Susac syndrome is a rare and enigmatic complex neurological disorder primarily affecting small blood vessels in the brain, retina, and inner ear. Diagnosing Susac syndrome may be extremely challenging not only due to its rarity, but also due to the variability of its clinical presentation. This paper describes two vastly different cases-one with mild symptoms and good response to therapy, the other with severe, complicated course, relapses and long-term sequelae despite multiple therapeutic interventions. Building upon the available guidelines, we highlight the utility of black blood MRI in this disease and provide a comprehensive review of available clinical experience in clinical presentation, diagnosis and therapy of this disease. Despite its rarity, the awareness of Susac syndrome may be of uttermost importance since it ultimately is a treatable condition. If diagnosed in a timely manner, early intervention can substantially improve the outcomes of our patients.

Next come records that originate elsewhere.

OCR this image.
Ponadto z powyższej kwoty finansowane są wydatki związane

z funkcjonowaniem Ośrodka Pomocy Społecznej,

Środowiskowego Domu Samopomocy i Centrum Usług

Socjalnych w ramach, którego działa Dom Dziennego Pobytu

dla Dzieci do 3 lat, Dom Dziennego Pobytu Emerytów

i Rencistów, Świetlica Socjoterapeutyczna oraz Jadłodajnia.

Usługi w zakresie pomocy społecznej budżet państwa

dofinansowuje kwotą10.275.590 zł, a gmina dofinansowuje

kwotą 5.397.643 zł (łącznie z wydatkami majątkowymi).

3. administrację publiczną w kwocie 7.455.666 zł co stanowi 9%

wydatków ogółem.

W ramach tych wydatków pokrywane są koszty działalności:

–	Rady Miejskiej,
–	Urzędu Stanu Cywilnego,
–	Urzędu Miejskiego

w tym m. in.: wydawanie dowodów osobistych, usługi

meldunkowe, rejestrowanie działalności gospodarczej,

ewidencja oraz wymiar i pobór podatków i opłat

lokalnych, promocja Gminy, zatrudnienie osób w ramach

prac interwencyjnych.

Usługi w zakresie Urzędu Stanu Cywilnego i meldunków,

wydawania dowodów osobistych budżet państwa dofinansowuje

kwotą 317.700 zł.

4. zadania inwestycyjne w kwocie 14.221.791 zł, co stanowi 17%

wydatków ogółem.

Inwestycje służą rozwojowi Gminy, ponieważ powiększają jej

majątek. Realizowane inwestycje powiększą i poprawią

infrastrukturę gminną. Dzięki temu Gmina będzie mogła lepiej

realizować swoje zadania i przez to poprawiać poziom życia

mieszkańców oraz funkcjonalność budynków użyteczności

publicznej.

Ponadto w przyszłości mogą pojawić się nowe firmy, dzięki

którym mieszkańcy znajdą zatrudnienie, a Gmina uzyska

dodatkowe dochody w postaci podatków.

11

Keywords: Susac syndrome; black blood imaging; branch retinal arterial occlusion; hearing loss; neuroimmunology; stroke; vasculitis.

Figure 1

Imaging findings in the case report 1. Sagittal T2-weighted (A) and axial FLAIR MRI scans (B) at the time of symptom onset showing multiple hyperintense small lesions in the white matter, predominantly affecting corpus callosum in the form of “spokes.” Axial black blood MRI scans at the time of symptom onset (C.I), showing microangiopathy as multiple small, hypersignal nodules in small vessel walls combined with discreet leptomemingeal enhancement (marked with arrows); and after 6 months (C.II), showing regression of the pathology. Fluorescein angiogram (left eye) at the time of symptom onset (D.I), where the areas of hyperfluorescence mark leakage from inflamed retinal arterioles (red arrows) and the area of fluorescence decrease corresponds to the lower nasal arteriolar occlusion (precapillary plaque) with segmentation (black arrows). Fluorescein angiogram (left eye) after 8 months (D.II) shows the absence of leakage and reperfusion of the previously occluded retinal arterioles (black arrows).

Figure 2

Imaging findings in the case report 2. Axial FLAIR MRI scans (A) at the time of symptom onset showing multiple hyperintense “snowball” lesions in the white matter. Axial average diffusion-weighted scans (B.I) at the time of symptom onset and apparent diffusion coefficient maps (B.II), with small areas of restriction of diffusion (hypersignal in B.I and hyposignal in B.II), corresponding to small infarctions. Black blood MRI scans at the time of symptom onset (C.I), detecting microangiopathy (multiple small hypersignal nodules of small vessel walls) in both supra- and infratentorial region; and after 6 months (C.II), with regression of the initial pathology, but development of substantial atrophy.

Figure 3

Imaging findings in the case report 2. Axial FLAIR MRI scans (A) about 1.5 months after the symptom onset, showing cystoid degeneration of previous hypersignal areas and several new lesions. Axial average diffusion-weighted scans (B.I) and apparent diffusion coefficient maps (B.II) about 1.5 months after the symptom onset, with several new lesions causing diffusion restriction, and 6 months after the symptom onset (C.I,C.II), where no new lesions are apparent.

Figure 4

Imaging findings in the case report 2 – Fluorescein angiogram of the left (A.I) and right eye (A.II) 1.5 months after symptom onset, where the areas of hyperfluorescence mark leakage from inflamed retinal arterioles (red arrow) and the areas of fluorescence decrease correspond to arteriolar occlusion (precapillary plaque) (black arrows). Follow-up fluorescein angiogram (left eye) after 6 months (B) showing revascularization of small vessel occlusions present in the previous examination (black arrow); no areas of hyperfluorescence were detected.